Very strange code slowdown

Started by
11 comments, last by Narf the Mouse 12 years ago
I have a very slow piece of code I'm working on. Well, to be more accurate, it does a lot of calculation and has been quite fast at it.

Anyway, it was running at ~0.4 seconds per loop in the test.

I switched to a .Select(Array, Index).Parallel.ForAll() to see if that would speed things up.

First results:

~0.22 seconds per loop.

Later results:

~0.33 seconds per loop.

I switch back to the old code, including a mass undo just to make sure it's exactly the same:

~0.69 seconds per loop.

And this wouldn't be the first time the C# compiler has dumped a sudden, inexplicable slowdown on me with this code. Just going to sleep and running it again in the morning resulted in a slowdown.

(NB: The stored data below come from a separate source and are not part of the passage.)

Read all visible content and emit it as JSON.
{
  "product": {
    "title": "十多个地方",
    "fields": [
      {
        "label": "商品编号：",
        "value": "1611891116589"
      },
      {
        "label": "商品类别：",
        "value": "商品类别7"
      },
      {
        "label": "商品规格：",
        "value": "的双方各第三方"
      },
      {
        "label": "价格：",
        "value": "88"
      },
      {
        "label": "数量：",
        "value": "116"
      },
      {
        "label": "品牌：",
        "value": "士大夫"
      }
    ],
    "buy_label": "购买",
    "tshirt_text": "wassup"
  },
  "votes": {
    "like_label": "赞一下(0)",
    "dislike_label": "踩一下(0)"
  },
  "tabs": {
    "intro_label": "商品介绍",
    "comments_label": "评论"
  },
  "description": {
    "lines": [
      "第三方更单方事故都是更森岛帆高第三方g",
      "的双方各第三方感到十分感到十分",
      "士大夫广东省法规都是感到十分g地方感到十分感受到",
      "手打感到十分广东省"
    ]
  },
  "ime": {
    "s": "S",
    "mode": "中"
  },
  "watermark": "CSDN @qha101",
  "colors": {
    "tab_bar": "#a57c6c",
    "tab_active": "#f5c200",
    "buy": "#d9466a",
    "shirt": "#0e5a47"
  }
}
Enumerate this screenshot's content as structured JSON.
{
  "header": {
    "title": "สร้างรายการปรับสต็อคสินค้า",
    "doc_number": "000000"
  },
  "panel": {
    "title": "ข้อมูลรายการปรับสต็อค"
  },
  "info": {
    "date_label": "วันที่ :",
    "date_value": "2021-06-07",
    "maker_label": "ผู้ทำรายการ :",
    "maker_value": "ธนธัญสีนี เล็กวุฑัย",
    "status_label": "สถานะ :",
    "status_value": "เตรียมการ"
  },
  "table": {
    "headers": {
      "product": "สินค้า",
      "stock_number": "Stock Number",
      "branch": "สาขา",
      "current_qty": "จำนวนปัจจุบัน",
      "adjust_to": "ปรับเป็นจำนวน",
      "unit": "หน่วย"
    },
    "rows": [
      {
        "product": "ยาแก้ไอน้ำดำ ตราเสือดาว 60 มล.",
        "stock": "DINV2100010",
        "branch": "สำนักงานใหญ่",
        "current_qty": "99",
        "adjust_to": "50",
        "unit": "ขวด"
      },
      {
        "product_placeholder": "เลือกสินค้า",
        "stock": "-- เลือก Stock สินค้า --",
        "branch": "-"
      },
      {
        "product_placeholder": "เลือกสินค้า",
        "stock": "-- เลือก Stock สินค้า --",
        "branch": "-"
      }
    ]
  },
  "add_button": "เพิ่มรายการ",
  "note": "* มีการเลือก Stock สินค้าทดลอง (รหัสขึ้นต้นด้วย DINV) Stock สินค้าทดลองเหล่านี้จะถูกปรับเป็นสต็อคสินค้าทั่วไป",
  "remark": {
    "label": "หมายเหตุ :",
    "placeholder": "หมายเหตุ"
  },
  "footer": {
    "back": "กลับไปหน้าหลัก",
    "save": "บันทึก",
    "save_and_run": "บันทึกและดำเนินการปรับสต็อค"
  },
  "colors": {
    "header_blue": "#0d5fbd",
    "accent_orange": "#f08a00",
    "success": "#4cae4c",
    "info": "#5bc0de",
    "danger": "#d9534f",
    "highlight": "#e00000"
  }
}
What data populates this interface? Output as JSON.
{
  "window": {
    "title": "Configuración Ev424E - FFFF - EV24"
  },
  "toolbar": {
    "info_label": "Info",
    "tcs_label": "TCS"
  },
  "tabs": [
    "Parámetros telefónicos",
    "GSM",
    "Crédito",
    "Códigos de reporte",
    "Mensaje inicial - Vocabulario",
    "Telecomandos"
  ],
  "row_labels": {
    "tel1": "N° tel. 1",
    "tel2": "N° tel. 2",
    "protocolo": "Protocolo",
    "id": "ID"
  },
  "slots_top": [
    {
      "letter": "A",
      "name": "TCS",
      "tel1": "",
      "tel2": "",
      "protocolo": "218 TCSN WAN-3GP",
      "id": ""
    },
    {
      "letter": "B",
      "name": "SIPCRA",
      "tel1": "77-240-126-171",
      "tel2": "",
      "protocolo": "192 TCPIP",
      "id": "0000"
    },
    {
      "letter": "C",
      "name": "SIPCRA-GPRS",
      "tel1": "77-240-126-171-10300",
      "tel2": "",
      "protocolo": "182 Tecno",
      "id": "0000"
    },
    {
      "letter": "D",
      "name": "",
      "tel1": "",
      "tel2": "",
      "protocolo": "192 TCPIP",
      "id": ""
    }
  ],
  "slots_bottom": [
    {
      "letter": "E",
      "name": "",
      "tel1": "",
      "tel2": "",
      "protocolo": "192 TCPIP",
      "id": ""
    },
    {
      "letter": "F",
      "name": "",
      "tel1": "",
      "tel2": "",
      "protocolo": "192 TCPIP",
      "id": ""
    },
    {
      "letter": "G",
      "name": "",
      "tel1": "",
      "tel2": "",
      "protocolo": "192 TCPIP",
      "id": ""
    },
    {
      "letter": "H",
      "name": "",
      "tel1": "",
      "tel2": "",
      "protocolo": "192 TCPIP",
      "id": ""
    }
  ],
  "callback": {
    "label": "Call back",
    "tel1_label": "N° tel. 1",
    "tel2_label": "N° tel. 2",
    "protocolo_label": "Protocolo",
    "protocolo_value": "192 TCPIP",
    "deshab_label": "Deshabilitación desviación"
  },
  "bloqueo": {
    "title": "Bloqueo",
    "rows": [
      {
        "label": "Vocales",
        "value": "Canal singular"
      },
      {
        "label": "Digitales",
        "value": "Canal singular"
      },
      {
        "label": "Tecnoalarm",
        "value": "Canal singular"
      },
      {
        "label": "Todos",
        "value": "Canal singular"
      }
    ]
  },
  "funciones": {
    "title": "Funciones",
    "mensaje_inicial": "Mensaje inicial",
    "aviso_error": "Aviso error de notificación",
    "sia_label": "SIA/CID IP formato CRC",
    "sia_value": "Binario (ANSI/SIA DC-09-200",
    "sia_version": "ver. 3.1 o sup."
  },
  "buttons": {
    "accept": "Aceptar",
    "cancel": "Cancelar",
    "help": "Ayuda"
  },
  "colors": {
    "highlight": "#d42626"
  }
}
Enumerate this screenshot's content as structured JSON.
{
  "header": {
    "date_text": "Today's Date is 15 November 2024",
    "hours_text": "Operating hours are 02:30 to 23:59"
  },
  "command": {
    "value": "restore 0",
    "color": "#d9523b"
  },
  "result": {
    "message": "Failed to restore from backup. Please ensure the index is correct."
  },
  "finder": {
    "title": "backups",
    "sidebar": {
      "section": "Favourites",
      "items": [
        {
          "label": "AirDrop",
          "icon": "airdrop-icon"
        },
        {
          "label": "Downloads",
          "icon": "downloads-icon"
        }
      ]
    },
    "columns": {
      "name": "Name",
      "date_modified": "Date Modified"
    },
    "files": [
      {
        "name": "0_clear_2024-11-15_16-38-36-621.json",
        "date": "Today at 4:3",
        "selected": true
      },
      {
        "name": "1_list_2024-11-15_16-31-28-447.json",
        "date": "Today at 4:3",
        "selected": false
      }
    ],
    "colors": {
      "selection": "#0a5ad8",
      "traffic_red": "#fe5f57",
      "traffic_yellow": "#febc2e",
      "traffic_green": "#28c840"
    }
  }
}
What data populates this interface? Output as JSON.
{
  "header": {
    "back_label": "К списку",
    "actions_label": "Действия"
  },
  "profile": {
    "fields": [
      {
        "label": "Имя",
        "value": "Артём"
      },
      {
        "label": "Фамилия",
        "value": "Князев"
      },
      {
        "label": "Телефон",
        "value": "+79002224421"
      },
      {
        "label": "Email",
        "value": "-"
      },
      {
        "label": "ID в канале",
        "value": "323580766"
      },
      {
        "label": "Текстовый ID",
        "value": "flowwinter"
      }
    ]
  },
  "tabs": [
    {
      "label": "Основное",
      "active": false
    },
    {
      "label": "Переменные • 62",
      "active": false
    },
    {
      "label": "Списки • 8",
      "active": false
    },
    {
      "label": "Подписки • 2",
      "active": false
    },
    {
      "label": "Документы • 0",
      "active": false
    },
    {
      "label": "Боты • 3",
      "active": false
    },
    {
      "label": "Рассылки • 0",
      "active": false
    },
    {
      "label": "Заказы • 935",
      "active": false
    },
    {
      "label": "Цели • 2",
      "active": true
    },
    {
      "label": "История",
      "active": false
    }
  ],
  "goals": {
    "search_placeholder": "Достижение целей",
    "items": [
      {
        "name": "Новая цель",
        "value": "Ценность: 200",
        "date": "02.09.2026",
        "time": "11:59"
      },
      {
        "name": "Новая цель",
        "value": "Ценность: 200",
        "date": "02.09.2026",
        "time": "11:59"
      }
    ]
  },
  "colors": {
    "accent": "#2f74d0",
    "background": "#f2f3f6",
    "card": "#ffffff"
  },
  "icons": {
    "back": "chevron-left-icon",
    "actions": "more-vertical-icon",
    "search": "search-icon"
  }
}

So, why would adding Linq code to it result in such a slowdown? Especially after the Linq code has been removed? How consistant is the compiler about speed optimizations?

Thanks.
Advertisement
In the stack trace, would this mean that the array is getting copied instead of passed as a reference?:
> PerlinNoise.dll!PerlinNoise.ModulatedPerlinNoise.Generate(ref float[][] fillArray = {float[1024][]}) Line 94 C#
(Trying Perlin again as an exercise, now that I know more)
Try a profiler.

Try a profiler.

ANTS just finished installing. Can't afford it right now, but I can at least use the free trial for a couple weeks.
1.957% here:

for (x = 0; x < arrayWidth; ++x

It's probably that I need to set arrayWidth explicitly to the width of the inner array, rather than assume it'll be the same - C# can do some optimizations if it knows that the index variable will not exceed the array, apparently.
2.793% is spent on each instance of this instruction, which exists with different +/-'s in four places:

int n = (x - 1) + (y + 1) * 57;

Both x and y are integer.
And the same amount of time here:

float corners = (corner1 + corner2 + corner3 + corner4) * 0.25F;

Which occurs once.
4.469% each for these:

float xFade = fractional_X * fractional_X * fractional_X * (fractional_X * ((fractional_X * 6F) - 15F) + 10F);
float yFade = fractional_Y * fractional_Y * fractional_Y * (fractional_Y * ((fractional_Y * 6F) - 15F) + 10F);

And again, 2.793% each for these:

float i1 = (v1 * (1F - fractional_X)) + (v2 * xFade);
float i2 = (v3 * (1F - fractional_X)) + (v4 * xFade);
float total = (i1 * (1F - fractional_Y)) + (i2 * yFade);

Which are all floats. Aaand...I should really make them all fade values, not the linear fractional.
3.352% here:

array[x] += (total * amplitude) * oneOvertotalAmplitude;
How are you doing the timing? Some mechanisms for counting elapsed time are not precise enough to measure this kind of thing.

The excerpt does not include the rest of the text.